The cost share agreement took into consideration the mutually beneficial sanitary sewer work conducted along Fairmount Avenue in Whitefish Bay in 2010 and sanitary sewer upgrades on East Kensington Boulevard to start this summer in Shorewood.
The cost share agreement has been drafted to install a sanitary sewer pipe that would run west down East Glendale Avenue, and connect to another proposed waste water pipe on East Kensington Boulevard.
The project is estimated to cost $550,000, though Shorewood officials said the true figure will become clear after the village bids the project out on March 19. Whatever the project cost turns out to be, the two communities would split it.
The $550,000 includes engineering (15 percent of the total cost), road construction associated with the sewer improvements, new manholes and 250 feet of sanitary sewer piping.
The proposed agreement stipulates that Whitefish Bay would provide the funds in 2012, but the work must wrap up by 2015. If it finishes late, Shorewood would be obligated to reimburse Whitefish Bay, plus interest.
Whitefish Bay Trustee Jim Roemer said the entire project will eliminate two-thirds of sanitary sewer flows in the northwestern portion of the village.
"This will have a very significant, near-term impact on the sanitary flows in the southern edge of the village, and we're not far from understanding what we need to accomplish ... in the storm sewer system," .

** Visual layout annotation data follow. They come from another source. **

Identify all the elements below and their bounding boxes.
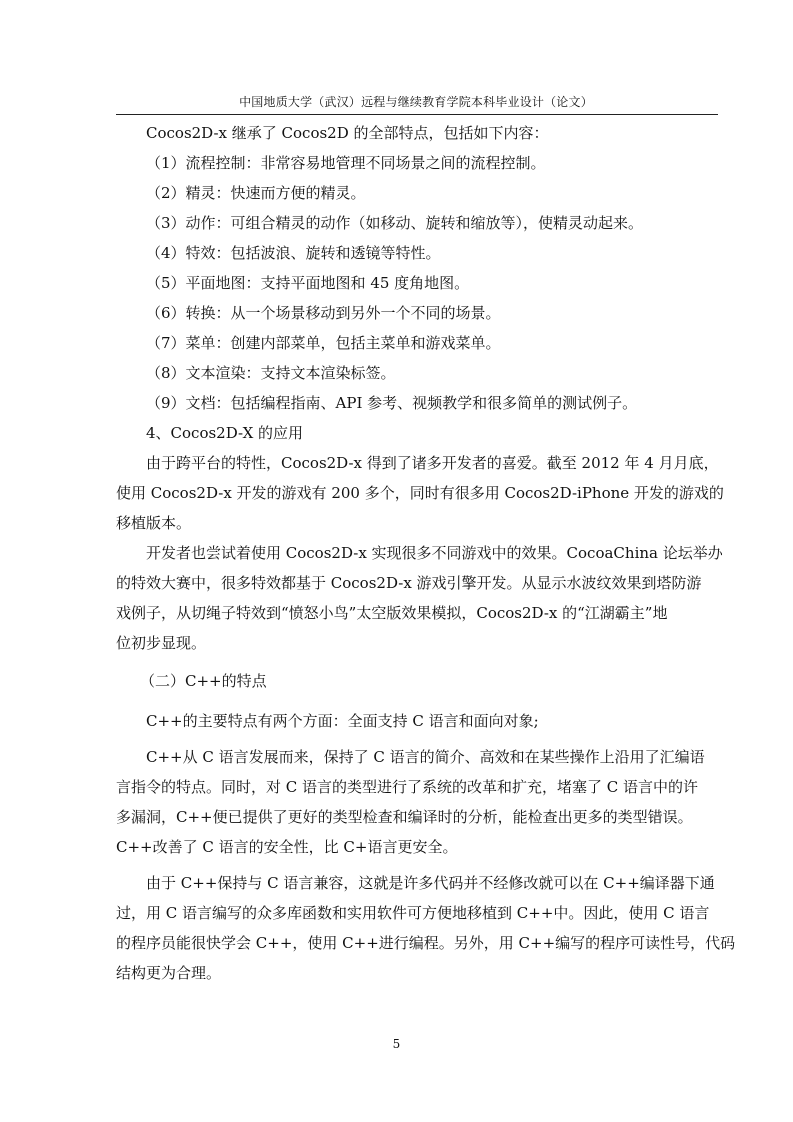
paragraph-line: 结构更为合理。	[116, 964, 222, 982]
section-heading: 4、Cocos2D-X 的应用	[146, 424, 304, 442]
paragraph-line: 移植版本。	[116, 514, 192, 532]
paragraph-line: 过，用 C 语言编写的众多库函数和实用软件可方便地移植到 C++中。因此，使用 C 语言	[116, 904, 710, 922]
paragraph-line: 开发者也尝试着使用 Cocos2D-x 实现很多不同游戏中的效果。CocoaChina 论坛举办	[146, 544, 723, 562]
feature-item-4: （4）特效：包括波浪、旋转和透镜等特性。	[146, 244, 441, 262]
feature-item-3: （3）动作：可组合精灵的动作（如移动、旋转和缩放等），使精灵动起来。	[146, 214, 644, 232]
paragraph-line: C++改善了 C 语言的安全性，比 C+语言更安全。	[116, 838, 458, 856]
feature-item-1: （1）流程控制：非常容易地管理不同场景之间的流程控制。	[146, 154, 546, 172]
page-number: 5	[392, 1037, 401, 1051]
paragraph-line: 由于 C++保持与 C 语言兼容，这就是许多代码并不经修改就可以在 C++编译器下通	[146, 874, 715, 892]
feature-item-7: （7）菜单：创建内部菜单，包括主菜单和游戏菜单。	[146, 334, 501, 352]
feature-item-5: （5）平面地图：支持平面地图和 45 度角地图。	[146, 274, 470, 292]
paragraph-line: C++从 C 语言发展而来，保持了 C 语言的简介、高效和在某些操作上沿用了汇编语	[146, 748, 705, 766]
paragraph-line: 戏例子，从切绳子特效到“愤怒小鸟”太空版效果模拟，Cocos2D-x 的“江湖霸主”地	[116, 604, 668, 622]
paragraph-line: 多漏洞，C++便已提供了更好的类型检查和编译时的分析，能检查出更多的类型错误。	[116, 808, 693, 826]
feature-item-9: （9）文档：包括编程指南、API 参考、视频教学和很多简单的测试例子。	[146, 394, 638, 412]
paragraph-line: 的特效大赛中，很多特效都基于 Cocos2D-x 游戏引擎开发。从显示水波纹效果到塔防游	[116, 574, 702, 592]
paragraph-line: 位初步显现。	[116, 634, 207, 652]
intro-line: Cocos2D-x 继承了 Cocos2D 的全部特点，包括如下内容：	[146, 124, 549, 142]
paragraph-line: C++的主要特点有两个方面：全面支持 C 语言和面向对象;	[146, 712, 539, 730]
paragraph-line: 言指令的特点。同时，对 C 语言的类型进行了系统的改革和扩充，堵塞了 C 语言中的许	[116, 778, 699, 796]
paragraph-line: 使用 Cocos2D-x 开发的游戏有 200 多个，同时有很多用 Cocos2D-iPhone 开发的游戏的	[116, 484, 724, 502]
feature-item-2: （2）精灵：快速而方便的精灵。	[146, 184, 366, 202]
feature-item-6: （6）转换：从一个场景移动到另外一个不同的场景。	[146, 304, 501, 322]
header-rule	[116, 114, 718, 115]
paragraph-line: 由于跨平台的特性，Cocos2D-x 得到了诸多开发者的喜爱。截至 2012 年 4 月月底，	[146, 454, 719, 472]
page-header: 中国地质大学（武汉）远程与继续教育学院本科毕业设计（论文）	[239, 95, 593, 109]
paragraph-line: 的程序员能很快学会 C++，使用 C++进行编程。另外，用 C++编写的程序可读性号，代码	[116, 934, 736, 952]
subsection-heading: （二）C++的特点	[140, 672, 267, 690]
feature-item-8: （8）文本渲染：支持文本渲染标签。	[146, 364, 396, 382]
document-body	[116, 118, 736, 988]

Officials are also considering sharing the cost of stormwater pipe that would run west from North Larkin Avenue to East Marlborough Boulevard. But an agreement for that project wouldn’t be facilitated unless its design was altered to provide a benefit to Whitefish Bay. Bay officials would be responsible with identifying a change of design that would benefit their village.
Those sewer improvements are expected to be constructed no later than 2018.
"It's a positive step," Shorewood Trustee Michael Maher said. "It's a good idea to work together to solve this issue."
Trustees will be asked to sign off on a final agreement in the future, but the item was brought before each of the boards Monday night for conceptual review.